I picked up the magazine that was on top of the stack, which happened to be about fitness. I flipped through it and found an interesting article. It was all about the stuff you have to do to stay fit. You’ve seen the list: drink gallons of water every day, run thousands of miles, eat only organically grown super foods…  One could grow old just reading the list.

But the kicker was the conclusion of the piece. The author noted that most people can’t do everything on the list perfectly. As a matter of fact, many people read about all the things they need to do and become frustrated. They think, I can’t do all this stuff, and they give up.

But the article advised if you can’t do everything, at least do something. Their premise was to start small, then add to your fitness regimen as you get used to each step. Their suggestion was to throw a handful of blueberries on your cereal each morning. Blueberries have tremendous antioxidant properties and are very beneficial to one’s health. I read the following in an article about antioxidants on

Wild blueberries are the winner overall. Just one cup has 13,427 total antioxidants – vitamins A & C, plus flavonoids (a type of antioxidant) like querticin and anthocyanidin. That’s about 10 times the USDA’s recommendation, in just one cup!
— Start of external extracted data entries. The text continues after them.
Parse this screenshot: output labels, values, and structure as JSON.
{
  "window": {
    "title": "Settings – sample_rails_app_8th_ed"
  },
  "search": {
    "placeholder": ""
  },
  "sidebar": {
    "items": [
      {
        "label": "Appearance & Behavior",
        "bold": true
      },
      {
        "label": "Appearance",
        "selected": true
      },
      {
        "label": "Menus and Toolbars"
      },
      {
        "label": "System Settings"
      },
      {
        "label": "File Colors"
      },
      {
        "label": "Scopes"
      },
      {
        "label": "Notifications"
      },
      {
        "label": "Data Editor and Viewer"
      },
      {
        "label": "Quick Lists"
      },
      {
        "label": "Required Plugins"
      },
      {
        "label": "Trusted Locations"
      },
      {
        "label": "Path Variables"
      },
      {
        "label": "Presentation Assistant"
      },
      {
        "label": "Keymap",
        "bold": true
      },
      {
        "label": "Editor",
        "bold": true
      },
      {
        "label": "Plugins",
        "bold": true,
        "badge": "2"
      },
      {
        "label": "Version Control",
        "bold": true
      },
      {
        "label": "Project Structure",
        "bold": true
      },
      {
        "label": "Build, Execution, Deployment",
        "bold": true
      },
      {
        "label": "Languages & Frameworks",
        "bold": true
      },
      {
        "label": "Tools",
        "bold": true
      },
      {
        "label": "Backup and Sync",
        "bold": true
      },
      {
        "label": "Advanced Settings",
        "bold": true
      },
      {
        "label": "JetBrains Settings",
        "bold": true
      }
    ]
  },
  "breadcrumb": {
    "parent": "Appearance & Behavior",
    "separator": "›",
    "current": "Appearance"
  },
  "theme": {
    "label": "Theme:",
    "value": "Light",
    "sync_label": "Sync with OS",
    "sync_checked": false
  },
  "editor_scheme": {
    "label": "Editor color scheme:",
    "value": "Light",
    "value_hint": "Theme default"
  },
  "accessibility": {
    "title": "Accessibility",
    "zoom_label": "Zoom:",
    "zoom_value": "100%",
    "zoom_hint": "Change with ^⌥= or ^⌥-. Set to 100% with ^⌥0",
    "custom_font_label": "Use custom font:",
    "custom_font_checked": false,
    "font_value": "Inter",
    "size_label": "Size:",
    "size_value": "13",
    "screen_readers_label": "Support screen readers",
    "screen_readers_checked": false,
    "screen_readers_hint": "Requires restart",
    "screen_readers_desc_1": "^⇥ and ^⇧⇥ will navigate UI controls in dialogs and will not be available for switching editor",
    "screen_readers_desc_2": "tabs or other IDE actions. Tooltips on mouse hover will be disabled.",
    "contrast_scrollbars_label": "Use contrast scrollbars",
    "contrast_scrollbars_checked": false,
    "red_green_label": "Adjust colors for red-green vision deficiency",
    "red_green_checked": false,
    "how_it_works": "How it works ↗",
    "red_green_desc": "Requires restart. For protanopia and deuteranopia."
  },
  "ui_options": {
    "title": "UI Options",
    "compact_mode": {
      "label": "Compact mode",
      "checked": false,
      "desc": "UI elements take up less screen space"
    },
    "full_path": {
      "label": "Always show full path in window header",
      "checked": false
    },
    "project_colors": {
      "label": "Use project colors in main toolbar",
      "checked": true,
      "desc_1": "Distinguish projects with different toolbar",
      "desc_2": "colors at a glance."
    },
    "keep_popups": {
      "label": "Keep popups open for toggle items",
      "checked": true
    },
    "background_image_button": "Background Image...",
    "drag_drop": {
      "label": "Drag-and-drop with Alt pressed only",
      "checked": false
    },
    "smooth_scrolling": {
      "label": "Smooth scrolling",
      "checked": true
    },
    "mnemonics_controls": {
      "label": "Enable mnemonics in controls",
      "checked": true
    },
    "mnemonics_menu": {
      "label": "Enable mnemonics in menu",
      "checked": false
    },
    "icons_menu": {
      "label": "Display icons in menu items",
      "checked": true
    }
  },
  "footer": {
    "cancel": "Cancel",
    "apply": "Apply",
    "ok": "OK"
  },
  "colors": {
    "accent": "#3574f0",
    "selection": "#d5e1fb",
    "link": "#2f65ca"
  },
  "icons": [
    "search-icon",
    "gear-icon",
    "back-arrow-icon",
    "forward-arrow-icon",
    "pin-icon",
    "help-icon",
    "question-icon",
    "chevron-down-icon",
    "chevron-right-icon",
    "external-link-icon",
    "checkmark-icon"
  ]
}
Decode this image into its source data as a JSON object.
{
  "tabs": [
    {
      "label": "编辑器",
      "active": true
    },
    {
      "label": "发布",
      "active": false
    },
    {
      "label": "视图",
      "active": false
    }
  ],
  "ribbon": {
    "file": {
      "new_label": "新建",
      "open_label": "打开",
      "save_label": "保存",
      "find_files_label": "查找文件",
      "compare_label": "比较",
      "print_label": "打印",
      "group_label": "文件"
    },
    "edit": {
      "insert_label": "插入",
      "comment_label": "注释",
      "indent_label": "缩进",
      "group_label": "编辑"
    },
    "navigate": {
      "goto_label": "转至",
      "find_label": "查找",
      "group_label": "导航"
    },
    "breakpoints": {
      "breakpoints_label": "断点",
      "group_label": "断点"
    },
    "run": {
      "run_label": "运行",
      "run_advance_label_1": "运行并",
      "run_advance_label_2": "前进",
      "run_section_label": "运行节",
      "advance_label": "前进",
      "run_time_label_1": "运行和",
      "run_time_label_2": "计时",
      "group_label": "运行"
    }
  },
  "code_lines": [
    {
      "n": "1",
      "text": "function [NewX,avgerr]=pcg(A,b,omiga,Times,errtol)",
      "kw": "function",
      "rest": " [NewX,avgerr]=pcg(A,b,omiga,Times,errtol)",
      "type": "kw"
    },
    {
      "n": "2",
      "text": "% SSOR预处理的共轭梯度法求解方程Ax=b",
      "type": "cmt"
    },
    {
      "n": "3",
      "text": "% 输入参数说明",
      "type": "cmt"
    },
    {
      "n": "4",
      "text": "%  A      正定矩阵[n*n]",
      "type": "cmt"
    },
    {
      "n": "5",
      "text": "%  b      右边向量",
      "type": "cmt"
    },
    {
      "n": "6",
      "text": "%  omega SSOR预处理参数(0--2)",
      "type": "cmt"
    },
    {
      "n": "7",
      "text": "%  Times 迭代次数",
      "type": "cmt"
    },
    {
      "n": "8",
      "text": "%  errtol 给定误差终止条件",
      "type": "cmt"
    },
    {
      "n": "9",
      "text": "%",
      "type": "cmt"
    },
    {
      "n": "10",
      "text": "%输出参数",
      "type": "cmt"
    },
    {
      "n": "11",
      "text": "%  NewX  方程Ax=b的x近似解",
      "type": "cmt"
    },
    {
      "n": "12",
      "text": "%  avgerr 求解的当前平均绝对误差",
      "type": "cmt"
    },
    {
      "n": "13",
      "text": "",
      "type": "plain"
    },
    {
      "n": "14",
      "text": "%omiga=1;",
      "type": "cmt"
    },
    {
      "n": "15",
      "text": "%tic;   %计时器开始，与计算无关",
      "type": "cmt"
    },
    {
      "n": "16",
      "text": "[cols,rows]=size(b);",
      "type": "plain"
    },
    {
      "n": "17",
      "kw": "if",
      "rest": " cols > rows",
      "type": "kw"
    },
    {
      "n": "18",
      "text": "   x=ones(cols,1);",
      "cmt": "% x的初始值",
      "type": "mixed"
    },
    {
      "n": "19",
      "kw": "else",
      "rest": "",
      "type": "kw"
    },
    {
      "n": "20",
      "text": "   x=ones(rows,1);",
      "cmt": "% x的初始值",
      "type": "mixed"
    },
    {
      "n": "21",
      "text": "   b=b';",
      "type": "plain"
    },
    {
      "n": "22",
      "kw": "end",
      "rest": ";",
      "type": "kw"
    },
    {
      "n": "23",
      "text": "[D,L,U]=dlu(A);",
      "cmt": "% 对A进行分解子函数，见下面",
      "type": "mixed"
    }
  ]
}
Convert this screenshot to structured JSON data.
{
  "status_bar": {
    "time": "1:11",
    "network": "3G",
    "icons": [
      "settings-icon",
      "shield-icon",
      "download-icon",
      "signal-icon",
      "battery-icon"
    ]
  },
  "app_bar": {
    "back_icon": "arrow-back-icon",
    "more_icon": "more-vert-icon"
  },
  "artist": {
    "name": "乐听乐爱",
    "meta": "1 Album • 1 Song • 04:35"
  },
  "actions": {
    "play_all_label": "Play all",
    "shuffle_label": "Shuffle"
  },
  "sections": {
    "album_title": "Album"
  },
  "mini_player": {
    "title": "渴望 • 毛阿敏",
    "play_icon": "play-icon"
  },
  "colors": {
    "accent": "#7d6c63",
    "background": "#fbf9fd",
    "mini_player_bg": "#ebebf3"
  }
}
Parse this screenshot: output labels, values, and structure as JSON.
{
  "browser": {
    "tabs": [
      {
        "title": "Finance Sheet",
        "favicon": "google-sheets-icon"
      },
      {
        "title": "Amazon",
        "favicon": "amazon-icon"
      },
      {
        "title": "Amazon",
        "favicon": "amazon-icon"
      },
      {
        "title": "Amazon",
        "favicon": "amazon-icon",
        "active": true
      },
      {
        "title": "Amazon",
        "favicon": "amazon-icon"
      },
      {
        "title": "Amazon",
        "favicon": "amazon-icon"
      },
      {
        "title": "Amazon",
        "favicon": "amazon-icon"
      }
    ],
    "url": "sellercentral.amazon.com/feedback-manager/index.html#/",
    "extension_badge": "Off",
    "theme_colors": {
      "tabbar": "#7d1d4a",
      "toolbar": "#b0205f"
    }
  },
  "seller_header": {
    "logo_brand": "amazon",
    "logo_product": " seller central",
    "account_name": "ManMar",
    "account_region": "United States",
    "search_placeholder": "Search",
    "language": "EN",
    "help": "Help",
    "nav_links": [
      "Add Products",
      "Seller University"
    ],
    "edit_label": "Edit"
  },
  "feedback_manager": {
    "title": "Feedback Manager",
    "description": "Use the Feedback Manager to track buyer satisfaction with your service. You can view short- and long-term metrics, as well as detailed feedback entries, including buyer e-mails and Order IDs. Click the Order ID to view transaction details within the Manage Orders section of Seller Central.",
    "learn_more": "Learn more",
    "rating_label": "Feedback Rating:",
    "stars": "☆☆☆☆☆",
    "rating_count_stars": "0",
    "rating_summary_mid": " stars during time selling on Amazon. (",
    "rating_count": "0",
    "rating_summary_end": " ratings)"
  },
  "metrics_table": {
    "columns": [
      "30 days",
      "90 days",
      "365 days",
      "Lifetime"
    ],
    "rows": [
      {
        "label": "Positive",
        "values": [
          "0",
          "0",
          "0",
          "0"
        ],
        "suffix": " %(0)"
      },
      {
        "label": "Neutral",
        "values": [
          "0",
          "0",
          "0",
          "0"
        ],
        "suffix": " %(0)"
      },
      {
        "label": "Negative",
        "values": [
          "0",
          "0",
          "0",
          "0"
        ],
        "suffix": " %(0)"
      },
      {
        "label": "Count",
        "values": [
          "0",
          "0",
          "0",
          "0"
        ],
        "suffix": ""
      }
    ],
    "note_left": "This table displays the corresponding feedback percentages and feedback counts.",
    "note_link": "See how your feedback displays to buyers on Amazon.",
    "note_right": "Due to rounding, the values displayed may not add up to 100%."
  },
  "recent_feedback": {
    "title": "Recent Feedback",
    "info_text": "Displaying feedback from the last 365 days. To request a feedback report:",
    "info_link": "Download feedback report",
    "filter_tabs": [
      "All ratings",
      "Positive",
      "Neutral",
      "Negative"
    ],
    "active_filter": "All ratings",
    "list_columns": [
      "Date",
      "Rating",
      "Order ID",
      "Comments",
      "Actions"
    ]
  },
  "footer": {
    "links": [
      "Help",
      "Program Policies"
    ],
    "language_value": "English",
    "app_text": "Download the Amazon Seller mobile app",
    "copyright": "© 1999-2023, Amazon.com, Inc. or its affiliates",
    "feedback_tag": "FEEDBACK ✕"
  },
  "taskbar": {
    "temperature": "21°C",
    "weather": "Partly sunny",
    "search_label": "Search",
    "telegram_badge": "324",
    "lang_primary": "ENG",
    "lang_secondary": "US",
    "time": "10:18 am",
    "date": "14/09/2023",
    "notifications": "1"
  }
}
Cultivated blueberries have 9,019 per cup and are equally vitamin-rich.

The theory of blueberries made sense to me. Even though I read that article years ago, I still drop a handful of blueberries on my oatmeal every morning.

* * *

Lately, I’ve been thinking about how to make a comparison between getting physically fit and getting fit as an author. There’s a lot to this writing business. I’ve heard people return from writers’ conferences feeling overwhelmed by all the information they’ve been trying to absorb: plotting, characterization, self-editing, point-of-view, editors, agents, self-publishing, just to name a few.

A new author may feel he/she has to incorporate every aspect of good writing in order to write that first novel, and may be too intimidated to try. “There’s no way I can do all that,” she says, and gives up.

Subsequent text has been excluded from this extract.